I agree, white rock is a real chance for Dallas to 'get it right' and make a great place. The problem is that 'get it right' is quite a bit different in meaning to each of us. My feeling is that white rock should be more natural and the trinity river project should be the 'dallas river walk' or 'travis lake' with more paths etc. I wish they would just damn the trinity already and put in a few sidewalks over there - maybe we can refocus the parks dept on that?


Why do the light standards have to be so tall?

Can the Parks Department install lower-level lighting that can still provide safety and not be as intrusive as the taller light standards already in place?
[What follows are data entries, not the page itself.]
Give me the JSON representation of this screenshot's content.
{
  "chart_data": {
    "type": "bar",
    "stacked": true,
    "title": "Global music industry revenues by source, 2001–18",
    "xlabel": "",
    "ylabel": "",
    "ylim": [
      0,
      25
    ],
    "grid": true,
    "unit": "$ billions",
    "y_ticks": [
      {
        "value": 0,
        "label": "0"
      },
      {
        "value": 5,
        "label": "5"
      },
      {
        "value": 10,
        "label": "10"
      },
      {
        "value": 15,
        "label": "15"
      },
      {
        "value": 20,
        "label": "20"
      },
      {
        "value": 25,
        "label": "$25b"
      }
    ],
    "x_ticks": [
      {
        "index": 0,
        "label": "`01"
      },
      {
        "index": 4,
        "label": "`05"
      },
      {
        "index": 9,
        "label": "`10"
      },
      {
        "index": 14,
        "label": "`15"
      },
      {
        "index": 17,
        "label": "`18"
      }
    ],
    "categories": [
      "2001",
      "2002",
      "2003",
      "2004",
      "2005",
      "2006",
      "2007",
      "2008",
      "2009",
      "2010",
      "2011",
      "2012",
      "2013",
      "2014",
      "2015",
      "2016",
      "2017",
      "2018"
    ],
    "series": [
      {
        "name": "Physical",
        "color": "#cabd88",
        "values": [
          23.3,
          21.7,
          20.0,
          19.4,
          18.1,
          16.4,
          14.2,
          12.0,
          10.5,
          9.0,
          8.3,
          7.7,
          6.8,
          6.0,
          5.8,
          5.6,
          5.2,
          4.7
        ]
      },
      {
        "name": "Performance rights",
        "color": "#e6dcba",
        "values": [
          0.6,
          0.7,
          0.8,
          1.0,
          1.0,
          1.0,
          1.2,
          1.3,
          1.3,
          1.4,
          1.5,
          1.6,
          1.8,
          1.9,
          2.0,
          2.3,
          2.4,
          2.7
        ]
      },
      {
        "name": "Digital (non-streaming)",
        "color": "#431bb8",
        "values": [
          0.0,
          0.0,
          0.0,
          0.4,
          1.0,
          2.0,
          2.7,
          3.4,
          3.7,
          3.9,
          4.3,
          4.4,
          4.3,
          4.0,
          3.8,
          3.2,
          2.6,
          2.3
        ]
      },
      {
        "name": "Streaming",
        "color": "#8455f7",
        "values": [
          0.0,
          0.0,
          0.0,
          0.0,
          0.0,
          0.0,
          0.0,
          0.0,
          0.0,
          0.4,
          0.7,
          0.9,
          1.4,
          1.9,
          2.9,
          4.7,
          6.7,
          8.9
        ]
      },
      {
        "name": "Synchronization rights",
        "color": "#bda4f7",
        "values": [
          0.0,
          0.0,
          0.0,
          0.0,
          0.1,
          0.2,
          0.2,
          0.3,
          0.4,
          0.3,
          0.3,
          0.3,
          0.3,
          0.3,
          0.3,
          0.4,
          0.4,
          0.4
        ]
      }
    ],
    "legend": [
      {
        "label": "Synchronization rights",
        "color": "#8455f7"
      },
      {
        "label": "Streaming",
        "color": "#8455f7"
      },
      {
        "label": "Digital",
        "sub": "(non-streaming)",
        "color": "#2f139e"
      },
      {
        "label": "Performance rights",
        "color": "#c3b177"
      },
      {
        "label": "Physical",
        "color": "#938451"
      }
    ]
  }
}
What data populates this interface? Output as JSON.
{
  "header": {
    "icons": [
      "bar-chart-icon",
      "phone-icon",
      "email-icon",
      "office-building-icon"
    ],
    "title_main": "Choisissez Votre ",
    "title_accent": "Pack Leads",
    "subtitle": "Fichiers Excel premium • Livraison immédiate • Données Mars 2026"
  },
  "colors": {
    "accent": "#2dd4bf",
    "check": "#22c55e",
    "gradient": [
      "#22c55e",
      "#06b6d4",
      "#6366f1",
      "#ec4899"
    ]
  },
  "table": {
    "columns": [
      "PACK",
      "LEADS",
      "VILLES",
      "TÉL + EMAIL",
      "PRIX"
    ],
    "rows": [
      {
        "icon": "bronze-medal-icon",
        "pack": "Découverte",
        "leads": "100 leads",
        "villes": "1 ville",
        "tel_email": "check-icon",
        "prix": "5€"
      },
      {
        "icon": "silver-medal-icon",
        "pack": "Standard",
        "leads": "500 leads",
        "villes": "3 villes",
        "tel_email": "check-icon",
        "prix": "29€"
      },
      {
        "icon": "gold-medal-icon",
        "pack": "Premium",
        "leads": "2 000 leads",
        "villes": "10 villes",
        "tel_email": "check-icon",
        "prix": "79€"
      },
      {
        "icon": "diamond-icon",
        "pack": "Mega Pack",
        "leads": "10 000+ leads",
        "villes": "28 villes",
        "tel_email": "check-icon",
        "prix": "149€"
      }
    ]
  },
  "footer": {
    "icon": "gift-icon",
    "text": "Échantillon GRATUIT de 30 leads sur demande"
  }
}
Seems like a simple solution and comprise to me - a no brainer.

Chip Northrup

Suggest you contact Sheffie Kadane's office and asked to be included on the "revised plan" process -

Where all such concerns and inputs can be taken into consideration - for once / at last



It makes me really angry when I see primary colored swing sets uglifying the only rare patches of nature left in Dallas. We have enough playgrounds and ballparks. I sincerely hope they leave this little hunk of nature natural.